Malaysian Airlines Flight M370

Malaysian MH370 Flight Crash Theory: Pilot Cut Oxygen In Mass Murder-Suicide

What happened to Flight 370? An ex-airline boss and noted journalist think they know what happened to the missing Malaysian Airlines Flight MH370, and they have a crash theory: the pilot committed mass murder and suicide on that fateful day.

On March 8, 2014, MH370 lifted off from Kuala Lumpur to Beijing carrying 12 crew members and 227 passengers. And then, the unthinkable happened: the Malaysian commercial jet simply vanished.

Immediately, a number of nations, including the United States, formed a rescue coalition and tried to locate the airliner, to no avail. Days and weeks went by, and despite numerous reports of MH370 wreckage sightings, there has been no confirmed recovery of even an iota of evidence.

As expected, a number of crash theories surfaced: terrorism, mechanical difficulties, and even weather had roles in the disappearance of the Malaysian 370 flight.

Now, two experts are offering a rather bold theory on what downed the aircraft. Journalist Geoff Taylor and former Kiwi Airlines CEO Ewan Wilson co-wrote Goodnight 370: The Truth Behind The Loss of Flight 370. Inside, the two detail a deadly plot by the pilot of the missing plane.

Wilson and Taylor spent four months researching numerous data points collected from the ongoing media coverage, and using their expertise, concluded that only one scenario explains why the Malaysian plane went down: the pilot of MH370 intentionally choked off the oxygen supply in the cabin and activated the auto-pilot feature.

The pair insist that Zaharie Ahmad Shah, 53, likely suffered from a mental illness and wanted to end his life. Therefore, he is believed to have hatched an elaborate plan to lock out the co-pilot while he put his suicide and mass murder scheme into effect. In the end, his plot was successful and the plane crashed into the depths of the Indian Ocean.

Goodnight 370 says that although oxygen masks would have deployed in the passenger compartment, the supply only lasts for 20 minutes, much shorter than that of the cockpit. Therefore, the pilot would have had ample time to navigate the plane on a fatal track into the sea.

Wilson said the crash of Malaysian Flight MH370, based on his theory of suicide, marks a disturbing pattern in which suicidal pilots use airliners as weapons of mass destruction and instruments to claim their own lives, according to Express.

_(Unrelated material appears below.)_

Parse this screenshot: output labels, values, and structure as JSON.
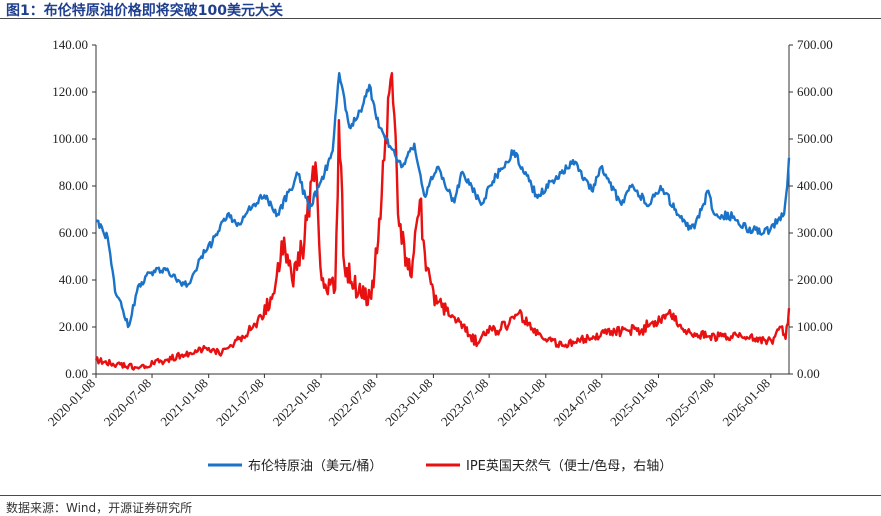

“There is a fundamental desire to ignore the mental health issue in the aviation industry. Our research indicates there have been five previous incidents of murder/suicide in commercial flights over the last three decades or so, accounting for 422 lives. The sad addition of MH370 would bring that number to 661.”

The authors say the pilot was known for his large ego, vanity, and technicality. They believe these personality traits give rise to their belief he methodically planned the crash route (for little or no radar detection, angle (to ensure maximum mortality) and depth of ocean (to delay or prevent discovery of crash site). Shah is also said to have canceled future engagements, which supports the theory of suicide by plane.

“This would have been his final sad act to his family and to the world: ‘find this one’.”

Critics of Wilson and Taylor’s suicide theory say the pair’s findings are not based on fact, only conjecture. Moreover, the conspiracy plot is not based on any tangible evidence.

Breibart pointed out this about the former airline boss.

“[I]t is worth noting that Wilson himself left the aviation industry in disgrace after being convicted of five counts of fraud.”

It’s unknown if the newest Malaysian Airlines Flight MH370 crash theories will pan out or assist in locating the remains of the missing aircraft. At a minimum, at this point, family members just want closure.